IBC lauds Ontario’s new anti-fraud regs

Regulation 194/11 strengthens the insurer's right to access medical invoices claimed by insured clients.

Insurance Bureau of Canada (IBC) is praising Ontario for enacting new regulations to cut down on insurance fraud. The new Regulation 194/11 strengthens the insurers right to access medical invoices claimed by insured clients.

“We are pleased that our industry will have additional resources with which to combat fraudulent activity which affects the insurance industry, and most importantly, the consumers we serve,” said Ralph Palumbo, vice-president IBC, Ontario. “We commend the work of FSCO in this regard, and, of course, the government for taking this timely and appropriate action.”

IBC hailed recently fraud laid charges, against the director of a Toronto area medical rehabilitation clinic, as evidence that the Financial Services Commission of Ontario (FSCO) is cracking down on insurance fraud.

Under the regulation, an insurer may request any information from healthcare providers that would assist it in determining its liability for payment. This gives the insurer the right to copy “any treatment confirmation form, treatment and assessment plan, assessment of attendant care needs and other documents giving rise to the claim for payment.”

Insurers may also request a statutory declaration explaining the circumstances that led to a service invoice being issued, including a list of all goods and services provided.

A service provider who issues an invoice may also be required to provide proof of their identity as well as their business address.

These providers must submit all requested information to the insurer within 10 business days of receiving the request. If there is any delay in delivery, the insurer is not liable for any interest that accrues on the original invoice.

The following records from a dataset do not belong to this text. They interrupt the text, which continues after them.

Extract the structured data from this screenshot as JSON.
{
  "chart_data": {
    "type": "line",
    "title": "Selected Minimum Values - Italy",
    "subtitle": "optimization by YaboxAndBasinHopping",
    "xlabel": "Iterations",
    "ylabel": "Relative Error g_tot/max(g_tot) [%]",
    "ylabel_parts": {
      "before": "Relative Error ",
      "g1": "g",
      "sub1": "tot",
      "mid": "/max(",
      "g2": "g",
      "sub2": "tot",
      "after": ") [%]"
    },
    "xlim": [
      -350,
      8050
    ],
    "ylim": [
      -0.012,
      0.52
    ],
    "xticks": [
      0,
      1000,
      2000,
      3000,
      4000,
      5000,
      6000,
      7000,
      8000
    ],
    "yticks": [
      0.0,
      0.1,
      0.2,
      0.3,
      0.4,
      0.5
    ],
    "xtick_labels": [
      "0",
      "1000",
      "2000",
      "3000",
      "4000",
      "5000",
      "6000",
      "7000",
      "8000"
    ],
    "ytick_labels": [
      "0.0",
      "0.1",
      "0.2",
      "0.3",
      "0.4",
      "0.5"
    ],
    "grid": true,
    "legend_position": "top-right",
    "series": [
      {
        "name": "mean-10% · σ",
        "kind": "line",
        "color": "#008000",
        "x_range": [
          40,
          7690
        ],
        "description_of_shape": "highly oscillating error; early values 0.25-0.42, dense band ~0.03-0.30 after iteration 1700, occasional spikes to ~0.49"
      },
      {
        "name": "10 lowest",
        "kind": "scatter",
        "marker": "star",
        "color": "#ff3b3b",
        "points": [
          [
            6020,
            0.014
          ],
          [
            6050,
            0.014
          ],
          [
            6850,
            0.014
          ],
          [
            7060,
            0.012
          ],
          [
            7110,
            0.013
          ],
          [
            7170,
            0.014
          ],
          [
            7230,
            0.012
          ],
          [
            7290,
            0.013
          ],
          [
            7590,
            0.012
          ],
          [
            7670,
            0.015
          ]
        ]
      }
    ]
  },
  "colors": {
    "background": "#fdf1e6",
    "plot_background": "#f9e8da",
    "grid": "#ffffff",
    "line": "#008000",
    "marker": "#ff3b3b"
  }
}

Section 55 of the regulation, regarding mediation proceedings, has been rewritten. Under the new regulation, mediation may not commence if:

  1. The insured person has not notified the insurer of the circumstances giving rise to a claim for a benefit or has not submitted an application for the benefit within the times prescribed by this Regulation.
  2. The insurer has provided the insured person with notice in accordance with this Regulation that it requires an examination under section 44, but the insured person has not complied with that section.
  3. The issue in dispute relates to the insurer’s denial of liability to pay an amount under an invoice on the grounds that,
    1. the insurer requested information from a provider under subsection 46.2 (1), and
    2. the insurer is unable, acting reasonably, to determine its liability for the amount payable under the invoice because the provider has not complied with the request in whole or in part.

The new regulation comes into effect July 1, 2011.